We began our day a bit late. Wanted to rest up after our 15-year celebration of working in Vietnam. Our destination was of course a bit further then expected but reaching the home of a sweet 62 year young lady, who suffered a stroke 3 years ago.
Le Thi Huu has been for most part grounded... She was stoic talking with our youth, explaining how she continues to do therapy in hopes of one day regaining full mobility but so far no improvement. Huu is able to take a few slow agonizing steps with use of a walking cane. I admired her for fortitude.
She shared she is able to borrow a neighbors white wheelchair 1 or 2 times a week and get to go up the street. But other then that her world consists of primarily her home and on occasion the front yard to "practice" her steps...
I was saddened to learn that the govt. had offered her a wheelchair a couple years ago... but unfortunately she was unable to get to the distribution which I hate to admit is our requirement.
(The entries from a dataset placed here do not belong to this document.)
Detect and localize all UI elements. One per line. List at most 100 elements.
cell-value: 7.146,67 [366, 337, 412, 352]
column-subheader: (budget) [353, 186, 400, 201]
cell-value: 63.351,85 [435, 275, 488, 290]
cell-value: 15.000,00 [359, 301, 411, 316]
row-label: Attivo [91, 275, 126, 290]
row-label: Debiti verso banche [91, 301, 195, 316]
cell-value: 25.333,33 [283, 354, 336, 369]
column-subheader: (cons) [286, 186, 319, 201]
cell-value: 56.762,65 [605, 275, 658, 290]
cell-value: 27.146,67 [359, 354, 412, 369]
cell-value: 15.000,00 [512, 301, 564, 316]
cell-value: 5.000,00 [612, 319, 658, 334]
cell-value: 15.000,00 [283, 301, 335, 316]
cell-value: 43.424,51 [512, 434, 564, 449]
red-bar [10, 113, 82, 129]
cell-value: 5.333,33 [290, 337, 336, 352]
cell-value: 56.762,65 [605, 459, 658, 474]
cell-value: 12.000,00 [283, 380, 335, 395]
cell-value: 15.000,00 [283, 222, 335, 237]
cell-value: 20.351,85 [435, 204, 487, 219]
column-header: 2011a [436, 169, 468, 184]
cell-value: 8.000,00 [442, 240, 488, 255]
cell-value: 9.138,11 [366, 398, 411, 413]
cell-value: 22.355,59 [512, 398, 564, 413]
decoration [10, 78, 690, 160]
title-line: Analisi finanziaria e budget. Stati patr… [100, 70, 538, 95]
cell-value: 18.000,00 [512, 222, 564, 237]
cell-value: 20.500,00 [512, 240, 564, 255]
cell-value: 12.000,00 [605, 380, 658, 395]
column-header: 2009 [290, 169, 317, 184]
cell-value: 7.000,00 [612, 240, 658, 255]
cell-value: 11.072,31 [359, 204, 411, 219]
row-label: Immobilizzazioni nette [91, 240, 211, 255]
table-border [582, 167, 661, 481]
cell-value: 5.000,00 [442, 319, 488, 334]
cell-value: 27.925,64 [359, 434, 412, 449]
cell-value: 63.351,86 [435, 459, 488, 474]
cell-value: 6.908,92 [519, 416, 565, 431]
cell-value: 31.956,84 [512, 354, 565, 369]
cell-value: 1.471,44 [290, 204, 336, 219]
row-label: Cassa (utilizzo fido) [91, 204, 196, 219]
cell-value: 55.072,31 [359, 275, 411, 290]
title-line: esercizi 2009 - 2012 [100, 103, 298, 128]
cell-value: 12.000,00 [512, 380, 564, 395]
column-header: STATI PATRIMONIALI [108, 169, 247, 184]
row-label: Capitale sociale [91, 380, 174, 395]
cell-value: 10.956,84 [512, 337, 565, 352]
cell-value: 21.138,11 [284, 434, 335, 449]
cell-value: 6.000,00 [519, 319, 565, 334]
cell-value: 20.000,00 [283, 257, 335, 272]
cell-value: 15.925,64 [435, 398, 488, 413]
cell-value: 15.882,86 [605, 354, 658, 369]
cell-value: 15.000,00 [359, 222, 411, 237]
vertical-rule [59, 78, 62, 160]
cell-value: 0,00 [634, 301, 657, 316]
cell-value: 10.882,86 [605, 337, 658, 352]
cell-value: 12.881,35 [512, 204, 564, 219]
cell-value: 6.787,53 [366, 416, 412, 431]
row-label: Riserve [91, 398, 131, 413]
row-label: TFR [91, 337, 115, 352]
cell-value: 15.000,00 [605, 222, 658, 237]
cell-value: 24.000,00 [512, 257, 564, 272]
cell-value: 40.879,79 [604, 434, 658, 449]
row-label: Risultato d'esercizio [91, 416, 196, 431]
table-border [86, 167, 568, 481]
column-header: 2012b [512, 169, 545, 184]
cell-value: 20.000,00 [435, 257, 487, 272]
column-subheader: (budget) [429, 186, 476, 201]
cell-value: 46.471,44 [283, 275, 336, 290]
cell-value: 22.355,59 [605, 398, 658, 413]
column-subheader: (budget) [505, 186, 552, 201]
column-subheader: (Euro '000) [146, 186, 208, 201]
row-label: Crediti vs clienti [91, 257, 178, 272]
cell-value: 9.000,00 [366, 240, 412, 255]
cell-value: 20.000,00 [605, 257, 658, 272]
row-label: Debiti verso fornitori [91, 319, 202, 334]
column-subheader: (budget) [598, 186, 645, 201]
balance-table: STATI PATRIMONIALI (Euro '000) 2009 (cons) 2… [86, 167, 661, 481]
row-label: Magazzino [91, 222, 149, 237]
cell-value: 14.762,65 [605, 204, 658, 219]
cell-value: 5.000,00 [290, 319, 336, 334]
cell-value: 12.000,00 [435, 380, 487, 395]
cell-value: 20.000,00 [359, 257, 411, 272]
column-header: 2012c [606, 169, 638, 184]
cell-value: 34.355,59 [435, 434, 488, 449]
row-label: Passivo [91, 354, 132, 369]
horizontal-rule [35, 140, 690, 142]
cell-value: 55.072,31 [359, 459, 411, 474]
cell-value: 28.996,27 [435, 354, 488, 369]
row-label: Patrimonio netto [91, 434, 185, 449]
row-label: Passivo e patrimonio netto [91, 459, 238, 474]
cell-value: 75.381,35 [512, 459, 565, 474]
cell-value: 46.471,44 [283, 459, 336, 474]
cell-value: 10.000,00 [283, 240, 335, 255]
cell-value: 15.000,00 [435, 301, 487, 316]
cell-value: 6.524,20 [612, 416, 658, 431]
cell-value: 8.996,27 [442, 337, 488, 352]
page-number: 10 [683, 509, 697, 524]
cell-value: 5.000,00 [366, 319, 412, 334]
This is so they are properly fitted and the chair is adjusted correctly.
|Watching as her chair is put together
I knew in my heart of hearts, this is not the first case like this. I thought back to how I felt hearing this had happened to others but it was always "those other organizations!" Not us, right? But this time clearly it was we. How many had GIBTK built hope up for and then did not get them the gift of mobility. Brings a wave of emotion. Anger... At who? Yup me! I called Tam over and said we can't let this happen. We must do what it takes. Once a needy recipient is identified and told they will receive their chair, we must be sure to get them their chair!
Plan is to require all our partners to get us lists of those who don't get chairs and get staff out there, even though it means getting extra staff and transport costs. At what cost is mobility worth?
I wish I could say I left it at that. But I knew I had to ask the question that I feared would break the stoic emotional wall. I reached out and held Huu's hand and said I have no idea how you feel but it must be very sad to not have mobility.
That's all it took, she said through the tears; "I was always so active, I was always moving, I took care of my family and my husband. Now when I see something that needs to be done I'm unable to do it. I must count on my poor husband to do everything including bathe me and take me to toilet. I'm not even able to visit my neighbors. "
I guess I sorta related, being a person who does not do well sitting... Fear grips me to just think about it. I looked over at her husband and said must be difficult. He nodded yes. I said you're a good husband.
His answer floored me. "be husband one day means to be husband for life..." Wow!!! What a contradiction from what I experienced just 2 days ago at our heart interviews.
Our meeting for families seeking funds for hearts was particularly tough. Maybe toughest I remember. One girl holding her baby close, who was brought by her great grandmother, shared her story.
Her mother had died when she was 13, her father left (abandoned) her to go live with another woman. Her great grandmother took her in. Finally she married, became pregnant. Hours after birth of her child they were told the baby had a bad heart. Her husband (AKA WIMP!!!) left her the same day..... I dare not put into print what my thoughts were / are... but those who know me....
|Post surgery, no need to crack chest! Yea God! all are doing better!
What a difference from "one day married, married for life" to this last situation. At this writing the baby had heart surgery and is doing well in her mothers arms. Our hope is to make an exception and bring her into The Father's House, our unwed mothers program. Give her help and training with her new born and hopefully she will stay for the duration and get an education, and be able to raise her child with financial dignity and pride!!!